We apply the `ATE.ERROR.XY` function using different types of extrapolation: linear, quadratic, and nonlinear. The results from each extrapolation are stored in separate variables.

```{r}
ATE.ERROR.XY_results_linear <- ATE.ERROR.XY(Y_star, A, Z, X_star, p11, p10, sigma_epsilon, 
                                            B, Lambda, extrapolation = "linear", 
                                            bootstrap_number)
```

```{r}
ATE.ERROR.XY_results_quadratic <- ATE.ERROR.XY(Y_star, A, Z, X_star, p11, p10, sigma_epsilon, 
                                               B, Lambda, extrapolation = "quadratic", 
                                               bootstrap_number)

```

```{r}
ATE.ERROR.XY_results_nonlinear <- ATE.ERROR.XY(Y_star, A, Z, X_star, p11, p10, sigma_epsilon, 
                                               B, Lambda, extrapolation = "nonlinear", 
                                               bootstrap_number)
```

### Combining Summaries
The summaries from the different extrapolation methods are combined into one table, which also includes the True ATE.

```{r}
combined_summary <- rbind(
  ATE.ERROR.XY_results_linear$summary,
  ATE.ERROR.XY_results_quadratic$summary,
  ATE.ERROR.XY_results_nonlinear$summary)
```

## Adding True ATE to the Result Summary:

The True ATE is added to the result summary, and the columns are reordered to report the true ATE and the naive estimate for ATE:

```{r}
True_ATE <- True_Estimation(Y, A, Z, X)
```

```{r}
Naive_ATE_XY <- Naive_Estimation(Y_star, A, Z, X_star)
```

```{r}
combined_summary <- data.frame(True_ATE = round(True_ATE, 3), combined_summary)
print(combined_summary)
```

This table summarizes the results from the `ATE.ERROR.XY` function with different extrapolation methods. It includes the True ATE, Naive ATE, measurement error variance `sigma_epsilon`, probabilities `p10` and `p11`, type of extrapolation, ATE, a standard error (SE), and a 95% confidence interval (CI).

### Visualizing the Distribution of ATE Estimates Using a Boxplot

We create a boxplot for the N estimates of ATE obtained from the `ATE.ERROR.XY` function with different extrapolation methods.

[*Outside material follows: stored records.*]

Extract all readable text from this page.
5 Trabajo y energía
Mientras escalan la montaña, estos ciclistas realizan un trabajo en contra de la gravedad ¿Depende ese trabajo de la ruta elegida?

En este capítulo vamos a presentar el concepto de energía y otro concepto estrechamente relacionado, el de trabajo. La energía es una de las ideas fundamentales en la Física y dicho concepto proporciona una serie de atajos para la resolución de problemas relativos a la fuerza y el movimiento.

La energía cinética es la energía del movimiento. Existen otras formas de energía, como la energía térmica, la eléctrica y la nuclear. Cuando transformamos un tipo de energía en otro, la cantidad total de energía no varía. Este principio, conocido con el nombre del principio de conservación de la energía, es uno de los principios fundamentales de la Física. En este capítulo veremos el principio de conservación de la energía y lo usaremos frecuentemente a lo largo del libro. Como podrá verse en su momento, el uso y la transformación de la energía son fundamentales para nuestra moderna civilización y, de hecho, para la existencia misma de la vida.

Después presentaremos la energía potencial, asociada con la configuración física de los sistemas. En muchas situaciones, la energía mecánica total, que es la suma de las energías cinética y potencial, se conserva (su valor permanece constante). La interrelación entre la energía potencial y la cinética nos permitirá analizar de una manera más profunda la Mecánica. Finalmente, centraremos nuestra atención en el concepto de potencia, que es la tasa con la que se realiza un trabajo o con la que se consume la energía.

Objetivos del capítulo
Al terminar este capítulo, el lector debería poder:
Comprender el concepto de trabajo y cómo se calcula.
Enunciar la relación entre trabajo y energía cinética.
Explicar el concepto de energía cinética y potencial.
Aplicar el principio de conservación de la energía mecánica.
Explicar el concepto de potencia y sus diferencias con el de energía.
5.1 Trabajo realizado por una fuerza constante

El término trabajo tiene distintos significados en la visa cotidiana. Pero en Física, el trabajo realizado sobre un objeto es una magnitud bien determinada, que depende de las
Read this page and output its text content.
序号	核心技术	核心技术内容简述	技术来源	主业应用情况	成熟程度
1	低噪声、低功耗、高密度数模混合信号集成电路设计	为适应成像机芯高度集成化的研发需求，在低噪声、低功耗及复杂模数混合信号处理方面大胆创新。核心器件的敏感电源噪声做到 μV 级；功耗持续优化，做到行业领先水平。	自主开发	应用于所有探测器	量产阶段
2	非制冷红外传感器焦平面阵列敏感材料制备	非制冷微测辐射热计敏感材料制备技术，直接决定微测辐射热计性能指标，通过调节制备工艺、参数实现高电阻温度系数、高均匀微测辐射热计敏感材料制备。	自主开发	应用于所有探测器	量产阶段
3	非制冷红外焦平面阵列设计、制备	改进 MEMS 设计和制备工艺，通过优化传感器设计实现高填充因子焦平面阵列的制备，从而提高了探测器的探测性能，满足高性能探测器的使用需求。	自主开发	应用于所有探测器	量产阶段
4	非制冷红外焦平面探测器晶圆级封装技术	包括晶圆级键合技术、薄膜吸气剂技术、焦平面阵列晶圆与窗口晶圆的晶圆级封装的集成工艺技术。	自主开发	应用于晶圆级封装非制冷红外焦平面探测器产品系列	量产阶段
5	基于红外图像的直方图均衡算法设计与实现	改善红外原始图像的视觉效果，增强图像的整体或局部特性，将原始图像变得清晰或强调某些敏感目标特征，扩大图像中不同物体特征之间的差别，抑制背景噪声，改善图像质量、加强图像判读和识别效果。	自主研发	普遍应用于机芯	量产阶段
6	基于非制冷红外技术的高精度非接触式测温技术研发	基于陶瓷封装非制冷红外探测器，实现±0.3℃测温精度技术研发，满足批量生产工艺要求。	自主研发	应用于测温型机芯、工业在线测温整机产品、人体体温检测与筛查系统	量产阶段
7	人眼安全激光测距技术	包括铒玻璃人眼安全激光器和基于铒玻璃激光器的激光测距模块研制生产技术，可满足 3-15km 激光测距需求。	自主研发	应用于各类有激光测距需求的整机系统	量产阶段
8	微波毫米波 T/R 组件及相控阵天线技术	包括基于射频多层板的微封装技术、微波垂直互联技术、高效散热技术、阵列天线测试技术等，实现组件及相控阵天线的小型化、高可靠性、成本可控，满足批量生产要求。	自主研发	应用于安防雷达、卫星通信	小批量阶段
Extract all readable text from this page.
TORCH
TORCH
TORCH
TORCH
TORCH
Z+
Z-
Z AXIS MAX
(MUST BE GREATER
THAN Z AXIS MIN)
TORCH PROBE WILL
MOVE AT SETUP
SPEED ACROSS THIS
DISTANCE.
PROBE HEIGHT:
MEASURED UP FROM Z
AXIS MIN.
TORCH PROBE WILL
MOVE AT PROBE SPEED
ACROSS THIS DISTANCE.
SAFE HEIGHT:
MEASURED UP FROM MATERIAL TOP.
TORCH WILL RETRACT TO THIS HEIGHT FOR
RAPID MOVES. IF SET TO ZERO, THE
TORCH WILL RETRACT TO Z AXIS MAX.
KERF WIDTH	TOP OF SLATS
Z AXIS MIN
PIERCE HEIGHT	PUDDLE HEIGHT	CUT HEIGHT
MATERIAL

```{r, fig.width=8.5, fig.height=4}
combined_data <- rbind(
  ATE.ERROR.XY_results_linear$boxplot$data,
  ATE.ERROR.XY_results_quadratic$boxplot$data,
  ATE.ERROR.XY_results_nonlinear$boxplot$data
)

combined_plot <- ggplot(combined_data, aes(x = Method, y = ATE, fill = Method)) +
  geom_boxplot() +
  geom_hline(aes(yintercept = Naive_ATE_XY, color = "naive estimate"), 
             linetype = "dashed") +
  geom_hline(aes(yintercept = True_ATE, color = "true estimate"), 
             linetype = "dashed") +
  scale_color_manual(name = NULL, values = c("naive estimate" = "red", 
                                             "true estimate" = "blue")) +
  labs(title = "ATE Estimates from the ATE.ERROR.XY Method with different 
       Approximations of the Extrapolation Function", 
       y = "ATE Estimate") +
  theme_minimal() +
  theme(legend.position = "right") +
  guides(fill = guide_legend(title = NULL, order = 1),
         color = guide_legend(title = NULL, override.aes = list(linetype = "dashed"),
                              order = 2))

print(combined_plot)
```

### Explanation

- **Naive Estimation**: The `Naive_Estimation` function calculates the naive estimate of the ATE without correcting for measurement error or misclassification.
- **ATE.ERROR.XY Function**: The `ATE.ERROR.XY` function corrects for measurement error and misclassification, providing more accurate ATE estimates.
- **Summary Table**: The summary table includes naive and true estimates, measurement error variance, extrapolation method, standard error, and confidence intervals.
- **Boxplot**: The boxplot visualizes the distribution of ATE estimates using different extrapolation methods, with dashed lines indicating the naive and true estimates.

This vignette provides a comprehensive overview of the `ATE.ERROR.XY` function, demonstrating how to apply it, interpret the results, and visualize the ATE estimates. The method effectively addresses measurement error and misclassification in the data.